Whether it’s total till roll, grocery or just food and drink, the latest 12-week Kantar trading update shows Asda once again leading the big four in terms of growth - proving that its early investment in the sort of value-sapping but potentially volume-enhancing KVI price cuts in which its rivals are belatedly engaged is currently a more effective foil to the discounters than hefty promos , coupons and the like.
“To its great credit, Asda listened to store staff feedback and scaled back the cuts”
Adam Leyland, Editor
So staff morale at Asda should be fantastic right now. Except it isn’t. Or at least it hasn’t been. The decision to delay a first wave of 150 job cuts at its Leeds HQ and 50 at the George HQ in Leicestershire in March, four months after unveiling its five-year plan, was perhaps understandable. CEO Andy Clarke didn’t want the vital Christmas trading period to be disrupted (although surely the five-year plan itself could have been delayed). But it’s been the staggered announcement of a further in-store management restructure impacting 4,100 department managers that has really set the cat among the pigeons.

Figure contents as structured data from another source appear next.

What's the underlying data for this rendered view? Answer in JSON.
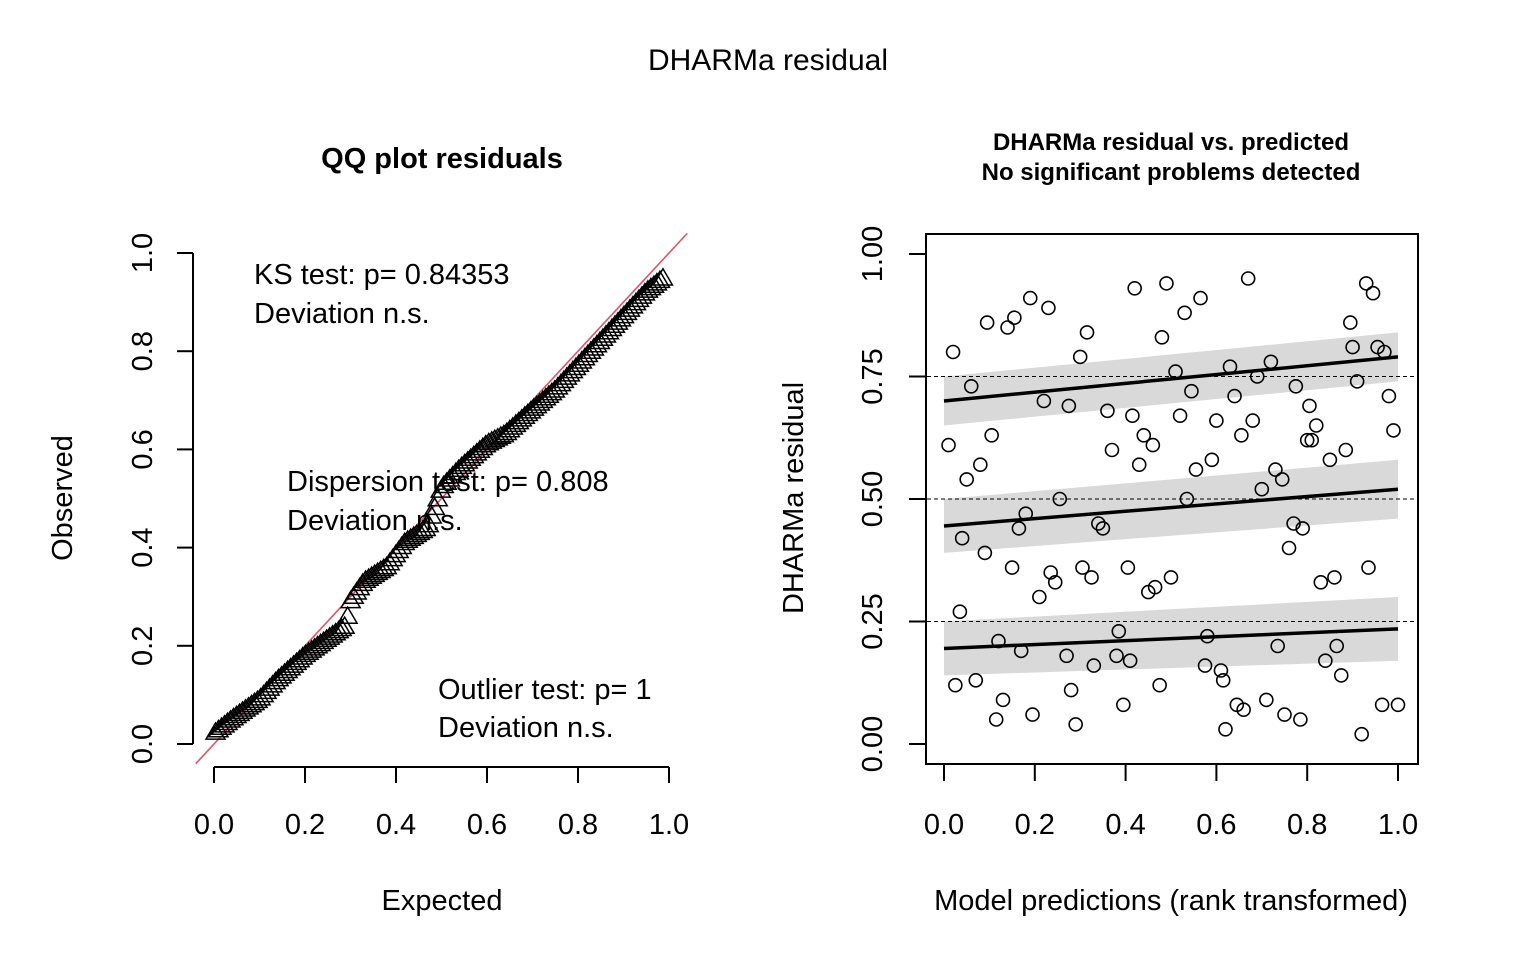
{
  "figure": {
    "title": "DHARMa residual"
  },
  "chart_data": [
    {
      "type": "scatter",
      "title": "QQ plot residuals",
      "xlabel": "Expected",
      "ylabel": "Observed",
      "xlim": [
        0,
        1
      ],
      "ylim": [
        0,
        1
      ],
      "xticks": [
        "0.0",
        "0.2",
        "0.4",
        "0.6",
        "0.8",
        "1.0"
      ],
      "yticks": [
        "0.0",
        "0.2",
        "0.4",
        "0.6",
        "0.8",
        "1.0"
      ],
      "reference_line": {
        "slope": 1,
        "intercept": 0,
        "color": "#DF536B"
      },
      "marker": "triangle-open",
      "annotations": {
        "ks": {
          "line1": "KS test: p= 0.84353",
          "line2": "Deviation  n.s."
        },
        "dispersion": {
          "line1": "Dispersion test: p= 0.808",
          "line2": "Deviation  n.s."
        },
        "outlier": {
          "line1": "Outlier test: p= 1",
          "line2": "Deviation  n.s."
        }
      },
      "knots": [
        [
          0.0,
          0.02
        ],
        [
          0.04,
          0.05
        ],
        [
          0.1,
          0.09
        ],
        [
          0.14,
          0.13
        ],
        [
          0.2,
          0.18
        ],
        [
          0.26,
          0.22
        ],
        [
          0.29,
          0.24
        ],
        [
          0.3,
          0.29
        ],
        [
          0.33,
          0.33
        ],
        [
          0.38,
          0.36
        ],
        [
          0.42,
          0.41
        ],
        [
          0.47,
          0.44
        ],
        [
          0.5,
          0.52
        ],
        [
          0.54,
          0.56
        ],
        [
          0.6,
          0.61
        ],
        [
          0.64,
          0.63
        ],
        [
          0.7,
          0.68
        ],
        [
          0.75,
          0.72
        ],
        [
          0.8,
          0.77
        ],
        [
          0.85,
          0.82
        ],
        [
          0.9,
          0.87
        ],
        [
          0.95,
          0.92
        ],
        [
          0.99,
          0.95
        ]
      ],
      "n_points": 150
    },
    {
      "type": "scatter",
      "title": "DHARMa residual vs. predicted",
      "subtitle": "No significant problems detected",
      "xlabel": "Model predictions (rank transformed)",
      "ylabel": "DHARMa residual",
      "xlim": [
        0,
        1
      ],
      "ylim": [
        0,
        1
      ],
      "xticks": [
        "0.0",
        "0.2",
        "0.4",
        "0.6",
        "0.8",
        "1.0"
      ],
      "yticks": [
        "0.00",
        "0.25",
        "0.50",
        "0.75",
        "1.00"
      ],
      "reference_lines": [
        0.25,
        0.5,
        0.75
      ],
      "quantile_fits": [
        {
          "y0": 0.7,
          "y1": 0.79,
          "lo0": 0.65,
          "hi0": 0.75,
          "lo1": 0.74,
          "hi1": 0.84
        },
        {
          "y0": 0.445,
          "y1": 0.52,
          "lo0": 0.39,
          "hi0": 0.5,
          "lo1": 0.46,
          "hi1": 0.58
        },
        {
          "y0": 0.195,
          "y1": 0.235,
          "lo0": 0.14,
          "hi0": 0.25,
          "lo1": 0.17,
          "hi1": 0.3
        }
      ],
      "points": [
        [
          0.01,
          0.61
        ],
        [
          0.02,
          0.8
        ],
        [
          0.025,
          0.12
        ],
        [
          0.035,
          0.27
        ],
        [
          0.04,
          0.42
        ],
        [
          0.05,
          0.54
        ],
        [
          0.06,
          0.73
        ],
        [
          0.07,
          0.13
        ],
        [
          0.08,
          0.57
        ],
        [
          0.09,
          0.39
        ],
        [
          0.095,
          0.86
        ],
        [
          0.105,
          0.63
        ],
        [
          0.115,
          0.05
        ],
        [
          0.12,
          0.21
        ],
        [
          0.13,
          0.09
        ],
        [
          0.14,
          0.85
        ],
        [
          0.15,
          0.36
        ],
        [
          0.155,
          0.87
        ],
        [
          0.165,
          0.44
        ],
        [
          0.17,
          0.19
        ],
        [
          0.18,
          0.47
        ],
        [
          0.19,
          0.91
        ],
        [
          0.195,
          0.06
        ],
        [
          0.21,
          0.3
        ],
        [
          0.22,
          0.7
        ],
        [
          0.23,
          0.89
        ],
        [
          0.235,
          0.35
        ],
        [
          0.245,
          0.33
        ],
        [
          0.255,
          0.5
        ],
        [
          0.27,
          0.18
        ],
        [
          0.275,
          0.69
        ],
        [
          0.28,
          0.11
        ],
        [
          0.29,
          0.04
        ],
        [
          0.3,
          0.79
        ],
        [
          0.305,
          0.36
        ],
        [
          0.315,
          0.84
        ],
        [
          0.325,
          0.34
        ],
        [
          0.33,
          0.16
        ],
        [
          0.34,
          0.45
        ],
        [
          0.35,
          0.44
        ],
        [
          0.36,
          0.68
        ],
        [
          0.37,
          0.6
        ],
        [
          0.38,
          0.18
        ],
        [
          0.385,
          0.23
        ],
        [
          0.395,
          0.08
        ],
        [
          0.405,
          0.36
        ],
        [
          0.41,
          0.17
        ],
        [
          0.415,
          0.67
        ],
        [
          0.42,
          0.93
        ],
        [
          0.43,
          0.57
        ],
        [
          0.44,
          0.63
        ],
        [
          0.45,
          0.31
        ],
        [
          0.46,
          0.61
        ],
        [
          0.465,
          0.32
        ],
        [
          0.475,
          0.12
        ],
        [
          0.48,
          0.83
        ],
        [
          0.49,
          0.94
        ],
        [
          0.5,
          0.34
        ],
        [
          0.51,
          0.76
        ],
        [
          0.52,
          0.67
        ],
        [
          0.53,
          0.88
        ],
        [
          0.535,
          0.5
        ],
        [
          0.545,
          0.72
        ],
        [
          0.555,
          0.56
        ],
        [
          0.565,
          0.91
        ],
        [
          0.575,
          0.16
        ],
        [
          0.58,
          0.22
        ],
        [
          0.59,
          0.58
        ],
        [
          0.6,
          0.66
        ],
        [
          0.61,
          0.15
        ],
        [
          0.615,
          0.13
        ],
        [
          0.62,
          0.03
        ],
        [
          0.63,
          0.77
        ],
        [
          0.64,
          0.71
        ],
        [
          0.645,
          0.08
        ],
        [
          0.655,
          0.63
        ],
        [
          0.66,
          0.07
        ],
        [
          0.67,
          0.95
        ],
        [
          0.68,
          0.66
        ],
        [
          0.69,
          0.75
        ],
        [
          0.7,
          0.52
        ],
        [
          0.71,
          0.09
        ],
        [
          0.72,
          0.78
        ],
        [
          0.73,
          0.56
        ],
        [
          0.735,
          0.2
        ],
        [
          0.745,
          0.54
        ],
        [
          0.75,
          0.06
        ],
        [
          0.76,
          0.4
        ],
        [
          0.77,
          0.45
        ],
        [
          0.775,
          0.73
        ],
        [
          0.785,
          0.05
        ],
        [
          0.79,
          0.44
        ],
        [
          0.8,
          0.62
        ],
        [
          0.805,
          0.69
        ],
        [
          0.81,
          0.62
        ],
        [
          0.82,
          0.65
        ],
        [
          0.83,
          0.33
        ],
        [
          0.84,
          0.17
        ],
        [
          0.85,
          0.58
        ],
        [
          0.86,
          0.34
        ],
        [
          0.865,
          0.2
        ],
        [
          0.875,
          0.14
        ],
        [
          0.885,
          0.6
        ],
        [
          0.895,
          0.86
        ],
        [
          0.9,
          0.81
        ],
        [
          0.91,
          0.74
        ],
        [
          0.92,
          0.02
        ],
        [
          0.93,
          0.94
        ],
        [
          0.935,
          0.36
        ],
        [
          0.945,
          0.92
        ],
        [
          0.955,
          0.81
        ],
        [
          0.965,
          0.08
        ],
        [
          0.97,
          0.8
        ],
        [
          0.98,
          0.71
        ],
        [
          0.99,
          0.64
        ],
        [
          1.0,
          0.08
        ]
      ]
    }
  ]
}
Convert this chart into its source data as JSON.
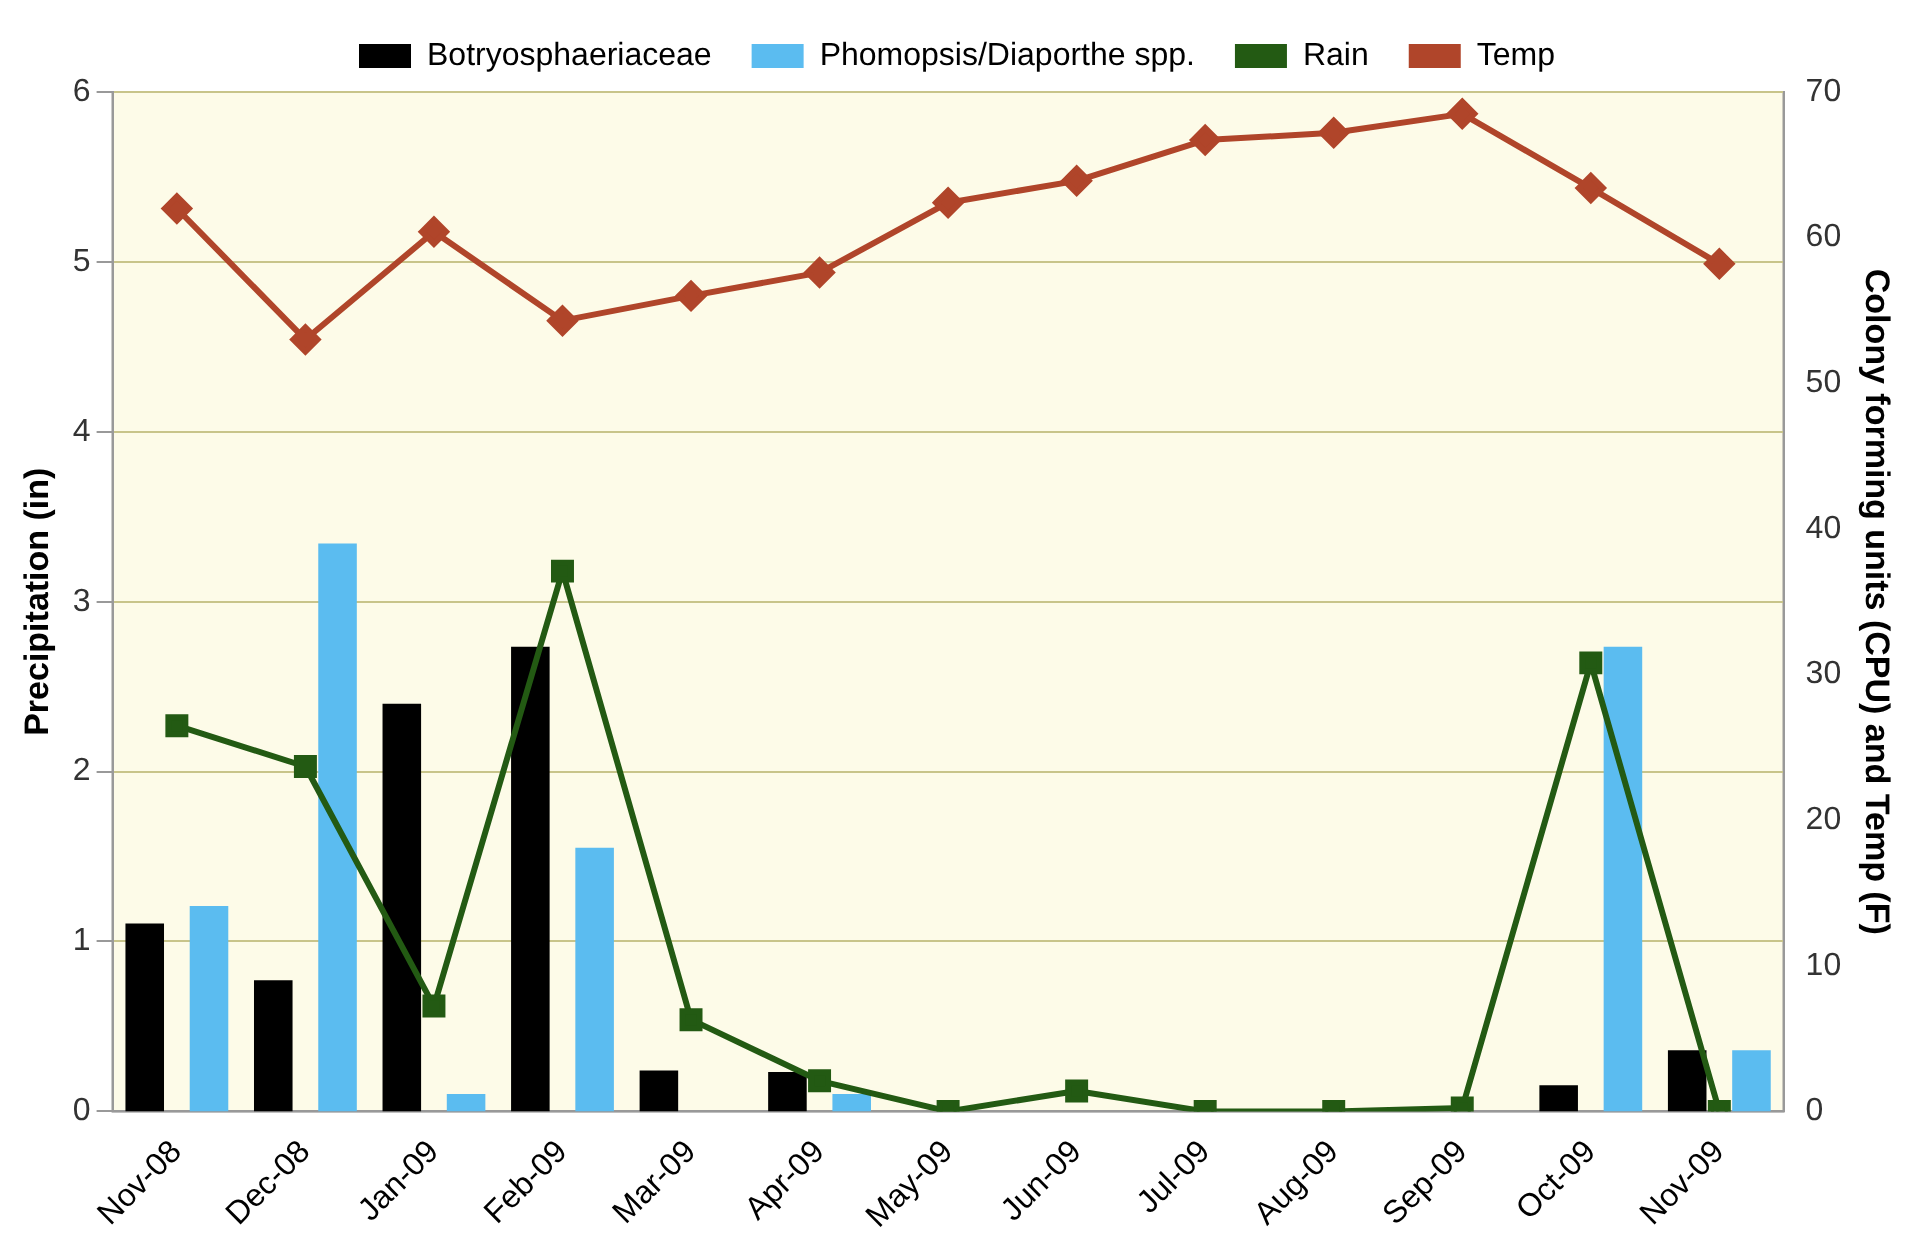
{
  "chart_data": {
    "type": "bar",
    "ylabel": "Precipitation (in)",
    "y2label": "Colony forming units (CPU) and Temp (F)",
    "categories": [
      "Nov-08",
      "Dec-08",
      "Jan-09",
      "Feb-09",
      "Mar-09",
      "Apr-09",
      "May-09",
      "Jun-09",
      "Jul-09",
      "Aug-09",
      "Sep-09",
      "Oct-09",
      "Nov-09"
    ],
    "series": [
      {
        "name": "Botryosphaeriaceae",
        "axis": "y2",
        "color": "#000000",
        "values": [
          12.9,
          9,
          28,
          31.9,
          2.8,
          2.7,
          0,
          0,
          0,
          0,
          0,
          1.8,
          4.2
        ]
      },
      {
        "name": "Phomopsis/Diaporthe spp.",
        "axis": "y2",
        "color": "#5bbcf0",
        "values": [
          14.1,
          39,
          1.2,
          18.1,
          0,
          1.2,
          0,
          0,
          0,
          0,
          0,
          31.9,
          4.2
        ]
      },
      {
        "name": "Rain",
        "type": "line",
        "marker": "square",
        "color": "#235a13",
        "values": [
          2.27,
          2.03,
          0.62,
          3.18,
          0.54,
          0.18,
          0,
          0.12,
          0,
          0,
          0.02,
          2.64,
          0
        ]
      },
      {
        "name": "Temp",
        "type": "line",
        "marker": "diamond",
        "axis": "y2",
        "color": "#b0452a",
        "values": [
          62,
          53,
          60.4,
          54.3,
          56,
          57.6,
          62.4,
          63.9,
          66.7,
          67.2,
          68.5,
          63.4,
          58.2
        ]
      }
    ],
    "ylim": [
      0,
      6
    ],
    "yticks": [
      0,
      1,
      2,
      3,
      4,
      5,
      6
    ],
    "y2lim": [
      0,
      70
    ],
    "y2ticks": [
      0,
      10,
      20,
      30,
      40,
      50,
      60,
      70
    ],
    "grid": "y",
    "legend": "top"
  }
}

Clarke was very clear the restructure was as much about having an in-store workforce that was fit for purpose in these changing times as it was about cutting costs to support the five-year plan’s £1bn target in cost savings. But to a loyal workforce (with whom Clarke was always massively popular as its former retail director), a programme of redundancies that also involves the redeployment of staff on a lower pay structure is always going to be a hard sell (the same reasoning was also used by CEO Dalton Philips to justify a similar Morrisons restructure ).
And with a 45-day consultation period creating an agonising vacuum, affected Asda staff - disenchanted, cynical and scared - took to The Grocer’s forum to fill it, speculating wildly and giving full and untrammelled expression to their fears and concerns.
In the event, Asda listened to the feedback, particularly through the National Manager Colleague Voice Group it set up, and has halved the number of expected redundancies . And for that it deserves credit. Now what it needs to show is that the strategy underpinning the restructure can work.
Sainsbury’s outgoing CEO Justin King has been a lone voice in observing the harm that can be done when shop floor cuts affect customer service. It can be a vicious spiral. But Clarke insists the restructure, far from adversely affecting customer service, will boost shop floor presence. It sounds clever and progressive. The proof will be in the pudding.